Riding Shotgun
One thing that all the kids I knew did was to call shotgun every time we went anywhere.
This referred to the best seat in the car, of course: the front passenger seat, right next to the driver. As a young kid, I had always ridden in the back seat, but as I got older, I found myself in the coveted spot more and more.
At some point, I was promoted to sitting in the front seat and helping my dad get places. This didn’t mean my mom sat in the back seat while I rode shotgun, but I did go on drives with them (to the dentist, to summer camp, to the library) where I was in the front seat, and I learned to support the driver.
Sure, there were those responsibilities, but they were well worth the upgrade in status for a teenage kid who didn’t want to get isolated in the back seat while his friends had a blast up front.
Naturally, calling shotgun was the remedy to this.
“Calling shotgun.” What a phrase!
This hearkens back to the days of stagecoaches in the US. Stagecoaches would travel across the country with money or other valuable goods. There was a need to defend property while traveling, so an armed guard (usually with a shotgun) would sit next to the driver.
Incidentally, drivers would sit on the right-hand side of the coach while driving on the right side of the road. The passenger holding the shotgun would sit to the driver’s left, so they could defend against any bandits approaching from the open side of the coach in the road.
By the early 1900s, journalists were describing this practical approach to a harrowing experience, and the terminology stuck in the public mind. Riding shotgun first appeared in the novel The Sunset Trail by Alfred Henry Lewis:
Wyatt and Morgan Earp were in the service of the Express Company. They went often as guards — “riding shotgun,” it was called — when the stage bore unusual treasure.
Cars and trains gradually replaced stagecoaches, but the shotgun terminology stuck around.
By the time I was getting excited about being able to drive soon, I began hearing this phrase for the first time: I call shotgun. A friend would insist on riding in the front passenger seat for the duration of this trip, and the etiquette insisted that whoever called it first, simply got it.
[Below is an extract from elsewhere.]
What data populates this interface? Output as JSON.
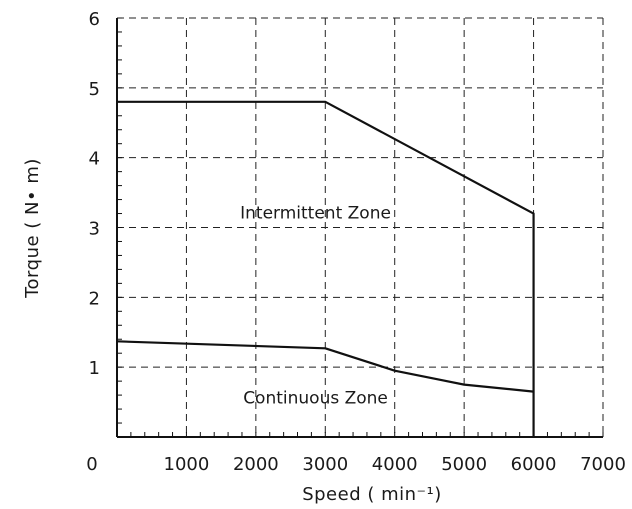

For most things in life, you have to do more than simply declare that something is yours. Not so with riding shotgun. You could even abbreviate the phrase to just one word and holler out, shotgun!



I still do this.
Before I had a driver’s license, the common mode of transportation was by bicycle. Often, either myself or my friends would ask if they could “buck a ride”. I have no idea how the term came about, yet the way some of my friends seemed to hit every hole and bump made it seem like I was riding a bucking bronco!